Diferença entre vandalismo comum e ato terrorista
Vandalismo é crime contra o patrimônio, previsto no art. 163 do Código Penal (dano qualificado). Já o terrorismo, conforme a Lei nº 13.260/2016, exige que a conduta tenha o intuito de provocar medo generalizado, instabilidade política ou coagir autoridades.
A destruição, por si só, não caracteriza terrorismo.

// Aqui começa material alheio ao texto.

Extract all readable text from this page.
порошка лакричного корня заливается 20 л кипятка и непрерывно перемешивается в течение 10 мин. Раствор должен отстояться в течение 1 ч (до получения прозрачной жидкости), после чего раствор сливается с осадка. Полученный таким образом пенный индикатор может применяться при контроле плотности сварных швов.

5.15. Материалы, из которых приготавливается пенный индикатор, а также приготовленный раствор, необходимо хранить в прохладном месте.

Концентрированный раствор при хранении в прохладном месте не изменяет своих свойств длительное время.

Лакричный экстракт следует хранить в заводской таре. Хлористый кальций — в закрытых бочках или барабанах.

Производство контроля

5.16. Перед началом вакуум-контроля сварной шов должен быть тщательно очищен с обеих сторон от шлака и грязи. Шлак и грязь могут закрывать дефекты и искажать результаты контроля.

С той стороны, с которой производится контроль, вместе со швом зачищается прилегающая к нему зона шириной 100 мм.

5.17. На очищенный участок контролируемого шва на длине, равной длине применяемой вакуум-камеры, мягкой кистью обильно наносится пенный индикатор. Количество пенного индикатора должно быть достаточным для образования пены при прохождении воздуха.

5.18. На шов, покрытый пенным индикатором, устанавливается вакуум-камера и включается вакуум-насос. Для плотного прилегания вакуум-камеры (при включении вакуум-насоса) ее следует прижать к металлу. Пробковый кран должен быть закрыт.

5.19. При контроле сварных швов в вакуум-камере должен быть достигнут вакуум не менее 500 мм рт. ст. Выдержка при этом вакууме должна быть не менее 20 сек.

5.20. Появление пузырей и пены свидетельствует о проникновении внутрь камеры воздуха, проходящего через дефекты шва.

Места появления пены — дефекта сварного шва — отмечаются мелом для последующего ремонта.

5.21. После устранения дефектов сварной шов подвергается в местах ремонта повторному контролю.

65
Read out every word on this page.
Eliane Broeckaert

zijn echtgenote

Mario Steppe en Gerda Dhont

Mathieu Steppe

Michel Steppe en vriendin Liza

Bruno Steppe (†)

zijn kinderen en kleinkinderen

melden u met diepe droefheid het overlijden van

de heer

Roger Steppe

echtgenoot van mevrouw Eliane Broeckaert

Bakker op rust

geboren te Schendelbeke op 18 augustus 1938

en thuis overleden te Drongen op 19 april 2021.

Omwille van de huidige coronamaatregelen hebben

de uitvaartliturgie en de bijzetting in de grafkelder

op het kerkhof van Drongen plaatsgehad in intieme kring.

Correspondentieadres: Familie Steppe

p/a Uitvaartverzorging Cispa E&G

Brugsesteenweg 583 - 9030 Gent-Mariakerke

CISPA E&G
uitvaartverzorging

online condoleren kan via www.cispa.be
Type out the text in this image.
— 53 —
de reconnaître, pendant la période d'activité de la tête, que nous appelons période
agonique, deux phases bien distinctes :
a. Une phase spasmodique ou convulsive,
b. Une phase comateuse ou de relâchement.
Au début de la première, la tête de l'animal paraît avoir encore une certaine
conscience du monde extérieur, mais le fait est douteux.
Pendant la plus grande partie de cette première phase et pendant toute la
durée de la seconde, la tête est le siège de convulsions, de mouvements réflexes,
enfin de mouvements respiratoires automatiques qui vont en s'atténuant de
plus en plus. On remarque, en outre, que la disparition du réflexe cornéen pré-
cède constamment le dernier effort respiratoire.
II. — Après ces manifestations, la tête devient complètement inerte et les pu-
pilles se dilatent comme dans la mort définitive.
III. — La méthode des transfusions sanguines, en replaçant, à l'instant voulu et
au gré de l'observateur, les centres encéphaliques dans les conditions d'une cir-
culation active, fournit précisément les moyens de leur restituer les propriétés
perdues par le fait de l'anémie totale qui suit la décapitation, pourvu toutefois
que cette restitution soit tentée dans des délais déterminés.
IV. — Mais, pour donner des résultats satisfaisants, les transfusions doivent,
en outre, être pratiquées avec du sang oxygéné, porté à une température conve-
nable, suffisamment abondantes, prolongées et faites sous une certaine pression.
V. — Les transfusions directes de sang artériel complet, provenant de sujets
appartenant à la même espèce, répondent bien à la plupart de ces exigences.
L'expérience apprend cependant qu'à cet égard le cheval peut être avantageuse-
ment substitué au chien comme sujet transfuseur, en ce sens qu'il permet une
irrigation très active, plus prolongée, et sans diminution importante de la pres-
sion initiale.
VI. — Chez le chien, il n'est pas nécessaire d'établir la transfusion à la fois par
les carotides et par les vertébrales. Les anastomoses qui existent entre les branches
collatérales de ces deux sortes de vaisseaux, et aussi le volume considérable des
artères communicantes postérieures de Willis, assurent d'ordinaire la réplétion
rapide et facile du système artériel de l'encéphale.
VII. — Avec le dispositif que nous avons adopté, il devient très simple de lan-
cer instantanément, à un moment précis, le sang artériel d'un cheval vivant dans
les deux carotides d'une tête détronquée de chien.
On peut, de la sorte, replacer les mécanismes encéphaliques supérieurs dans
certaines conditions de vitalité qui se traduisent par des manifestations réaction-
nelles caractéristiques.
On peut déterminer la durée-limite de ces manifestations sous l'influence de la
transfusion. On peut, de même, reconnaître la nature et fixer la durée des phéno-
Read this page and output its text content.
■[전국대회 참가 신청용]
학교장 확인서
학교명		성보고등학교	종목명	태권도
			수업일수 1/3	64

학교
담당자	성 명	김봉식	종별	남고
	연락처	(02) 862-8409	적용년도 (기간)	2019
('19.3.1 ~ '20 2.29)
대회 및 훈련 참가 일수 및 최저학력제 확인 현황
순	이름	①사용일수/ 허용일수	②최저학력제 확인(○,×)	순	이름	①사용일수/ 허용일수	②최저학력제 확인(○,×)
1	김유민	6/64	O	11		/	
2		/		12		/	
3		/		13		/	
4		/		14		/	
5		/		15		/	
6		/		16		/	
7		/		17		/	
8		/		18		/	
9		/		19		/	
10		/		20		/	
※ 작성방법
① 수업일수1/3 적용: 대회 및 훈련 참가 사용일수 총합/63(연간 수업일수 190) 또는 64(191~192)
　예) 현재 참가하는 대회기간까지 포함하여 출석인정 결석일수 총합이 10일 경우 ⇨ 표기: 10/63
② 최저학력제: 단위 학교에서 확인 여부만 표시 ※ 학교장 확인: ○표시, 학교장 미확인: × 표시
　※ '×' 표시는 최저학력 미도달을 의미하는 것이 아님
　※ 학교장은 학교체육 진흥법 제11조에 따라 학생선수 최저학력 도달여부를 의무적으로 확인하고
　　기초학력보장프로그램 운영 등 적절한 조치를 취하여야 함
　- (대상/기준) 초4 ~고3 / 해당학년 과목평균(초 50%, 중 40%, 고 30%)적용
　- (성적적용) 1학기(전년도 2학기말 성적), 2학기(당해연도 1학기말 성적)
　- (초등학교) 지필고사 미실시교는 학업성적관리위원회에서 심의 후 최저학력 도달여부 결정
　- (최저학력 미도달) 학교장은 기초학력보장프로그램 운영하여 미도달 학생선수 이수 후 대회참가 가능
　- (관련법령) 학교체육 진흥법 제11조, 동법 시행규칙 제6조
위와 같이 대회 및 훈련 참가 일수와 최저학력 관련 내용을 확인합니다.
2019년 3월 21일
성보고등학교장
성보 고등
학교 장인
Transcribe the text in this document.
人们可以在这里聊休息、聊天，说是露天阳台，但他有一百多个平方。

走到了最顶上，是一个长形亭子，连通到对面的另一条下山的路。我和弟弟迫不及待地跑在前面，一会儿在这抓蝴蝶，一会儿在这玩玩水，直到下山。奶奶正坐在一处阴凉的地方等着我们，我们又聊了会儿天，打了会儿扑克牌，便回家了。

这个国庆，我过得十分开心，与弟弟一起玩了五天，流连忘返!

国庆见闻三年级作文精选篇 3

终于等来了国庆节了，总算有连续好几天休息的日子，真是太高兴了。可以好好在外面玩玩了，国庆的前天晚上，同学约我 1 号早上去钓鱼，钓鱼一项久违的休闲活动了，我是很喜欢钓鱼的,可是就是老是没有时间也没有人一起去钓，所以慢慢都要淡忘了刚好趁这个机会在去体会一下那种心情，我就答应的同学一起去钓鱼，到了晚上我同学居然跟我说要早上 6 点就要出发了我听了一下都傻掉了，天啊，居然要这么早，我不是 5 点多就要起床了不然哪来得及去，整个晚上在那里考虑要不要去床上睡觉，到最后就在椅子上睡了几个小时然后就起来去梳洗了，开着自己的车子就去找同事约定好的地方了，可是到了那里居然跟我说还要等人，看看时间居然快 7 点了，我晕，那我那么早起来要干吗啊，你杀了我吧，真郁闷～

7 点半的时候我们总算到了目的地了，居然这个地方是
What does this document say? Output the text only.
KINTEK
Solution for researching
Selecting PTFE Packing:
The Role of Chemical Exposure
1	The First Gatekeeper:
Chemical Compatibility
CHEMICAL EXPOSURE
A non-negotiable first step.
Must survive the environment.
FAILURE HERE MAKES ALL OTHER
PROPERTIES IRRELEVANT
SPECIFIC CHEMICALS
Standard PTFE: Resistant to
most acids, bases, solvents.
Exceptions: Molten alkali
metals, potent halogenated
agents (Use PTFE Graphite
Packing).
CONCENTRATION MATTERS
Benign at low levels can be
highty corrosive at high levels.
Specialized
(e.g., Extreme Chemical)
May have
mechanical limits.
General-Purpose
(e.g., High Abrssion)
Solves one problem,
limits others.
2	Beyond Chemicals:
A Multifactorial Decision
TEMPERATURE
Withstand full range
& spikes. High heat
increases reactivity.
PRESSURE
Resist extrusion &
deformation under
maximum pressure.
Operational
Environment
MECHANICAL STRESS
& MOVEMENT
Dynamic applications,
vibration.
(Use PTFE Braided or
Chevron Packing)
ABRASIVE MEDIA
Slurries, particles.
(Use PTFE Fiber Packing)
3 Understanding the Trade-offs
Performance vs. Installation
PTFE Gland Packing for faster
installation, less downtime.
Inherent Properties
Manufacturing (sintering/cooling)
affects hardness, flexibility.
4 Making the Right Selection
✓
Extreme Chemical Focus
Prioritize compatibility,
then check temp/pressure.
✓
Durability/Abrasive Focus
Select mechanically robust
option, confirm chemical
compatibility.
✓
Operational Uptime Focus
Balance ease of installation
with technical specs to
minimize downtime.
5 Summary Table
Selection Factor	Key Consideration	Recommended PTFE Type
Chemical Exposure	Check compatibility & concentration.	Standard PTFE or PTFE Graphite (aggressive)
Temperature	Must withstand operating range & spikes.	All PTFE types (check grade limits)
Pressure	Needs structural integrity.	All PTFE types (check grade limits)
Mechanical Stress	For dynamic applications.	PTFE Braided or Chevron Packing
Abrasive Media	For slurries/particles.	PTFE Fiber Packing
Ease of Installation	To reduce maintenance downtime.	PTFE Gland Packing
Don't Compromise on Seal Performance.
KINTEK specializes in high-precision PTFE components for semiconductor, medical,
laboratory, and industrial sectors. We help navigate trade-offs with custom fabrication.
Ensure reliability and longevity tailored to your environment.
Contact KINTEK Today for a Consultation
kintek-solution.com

É necessário o chamado dolo específico.
Jurisprudência e casos concretos
Nos julgamentos dos réus pelos atos de 8 de janeiro de 2023, o STF destacou que a depredação em larga escala, organizada e com motivação política, pode ser enquadrada como atentado contra o Estado de Direito, e não apenas como dano ao patrimônio.
Por outro lado, o STJ já afastou a aplicação da Lei Antiterrorismo a manifestantes que incendiaram um ônibus durante um protesto por melhores condições de transporte, considerando que a motivação social não era suficiente para caracterizar terrorismo.
Punir com justiça, não com vingança
Cada caso exige análise técnica e individualizada. O excesso punitivo pode gerar injustiças irreparáveis.
A gravidade da ação deve ser acompanhada pela gravidade da intenção
Não é a destruição em si que transforma um ato em terrorismo, mas a sua finalidade. O Judiciário deve atuar com equilíbrio e rigor.